WORKSHOP 06: IMMIGRATION IN THE HIGHER EDUCATION SECTOR
From Letter of Offer to Registration: the relationships and processes between the student, the university and the Department of Home Affairs.
From the moment a letter of offer to register is issued to an international student, the university alerts the student of the need to have a study visa, and of the university’s obligation to ensure that they have the correct visa, before they can be successfully registered.
What happens next to enable the student to register in a successful and timely way at their university of choice? Where do they apply and with what documentation? Who gives advice in the Embassy? What is the role of VFS? Who adjudicates where? How do we treat asylum seekers? How do we help students in crisis whose visas are not yet processed?

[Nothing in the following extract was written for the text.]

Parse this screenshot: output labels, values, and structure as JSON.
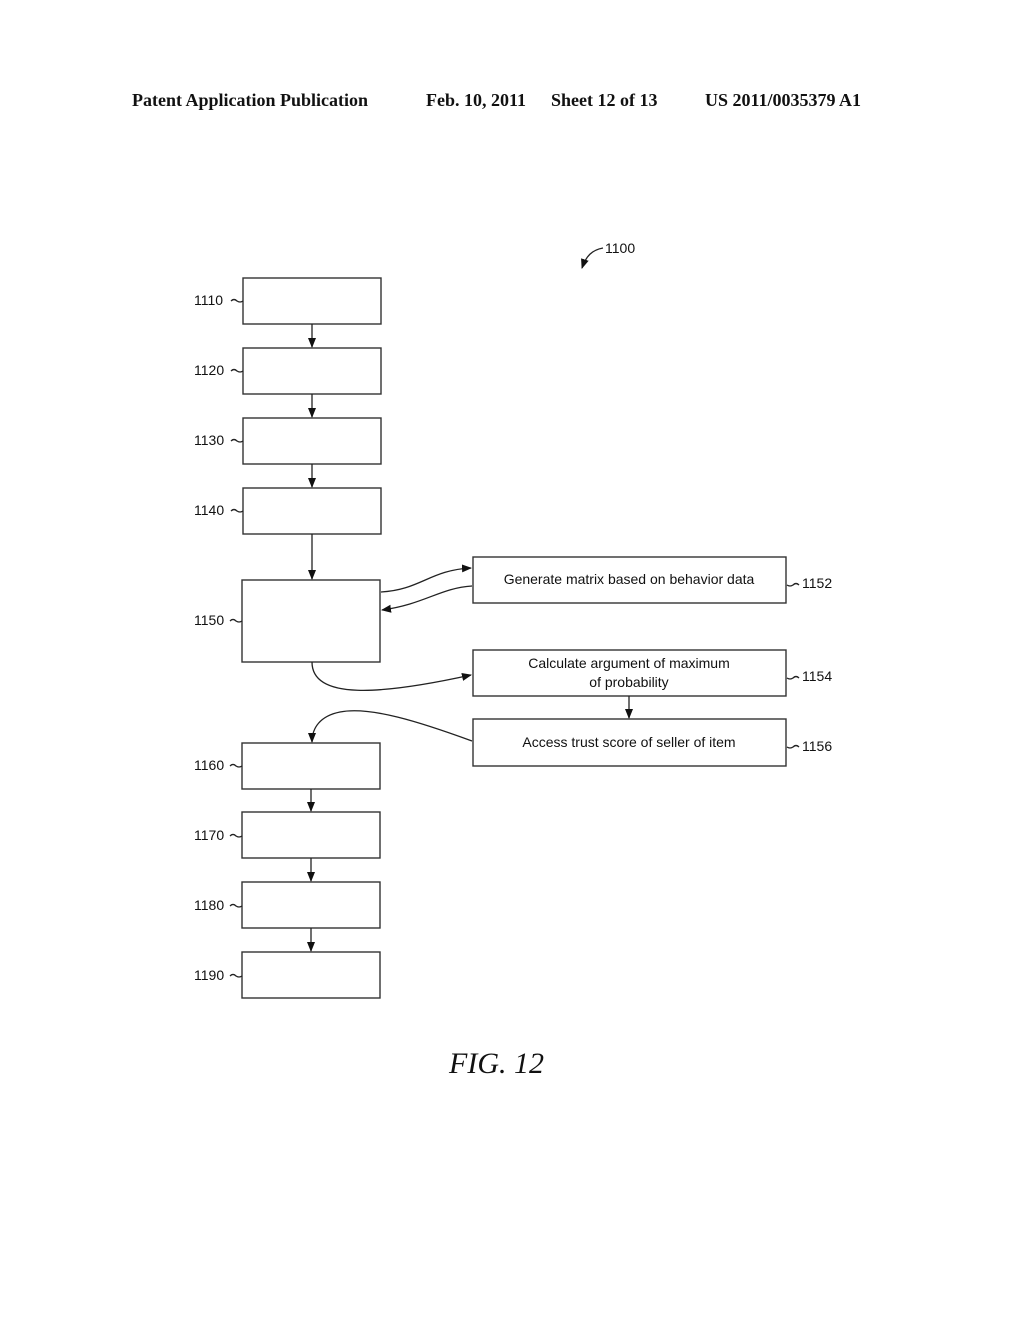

IEASA has been working collaboratively with DHA to improve the overall framework and responsiveness to international student visa issues.
Attending this Workshop will help you understand what works and what can go wrong in this process. Furthermore, you will be able to engage in constructive dialogue in order to agree what can be done to minimise issues arising, and to address and improve the situation further.
Discover the different roles and responsibilities in preventing and resolving issues: the students, the International Office, IEASA, and DHA. If we all understand the roles we all play in the process, we can operate more effectively and the students can have a better overall experience. Furthermore, there will be clarity on reporting obligations, as a university, and how to work with IEASA in this regard.
Among those in attendance at the workshop will be experienced senior people from DHA, informed IEASA staff and volunteers, peer Registrar’s Division staff and international office staff, who advise and register international students. This community of practice will share their collective knowledge and experiences, take stock of what is working well and pave a way forward for issues that have yet to be addressed or pre-empted.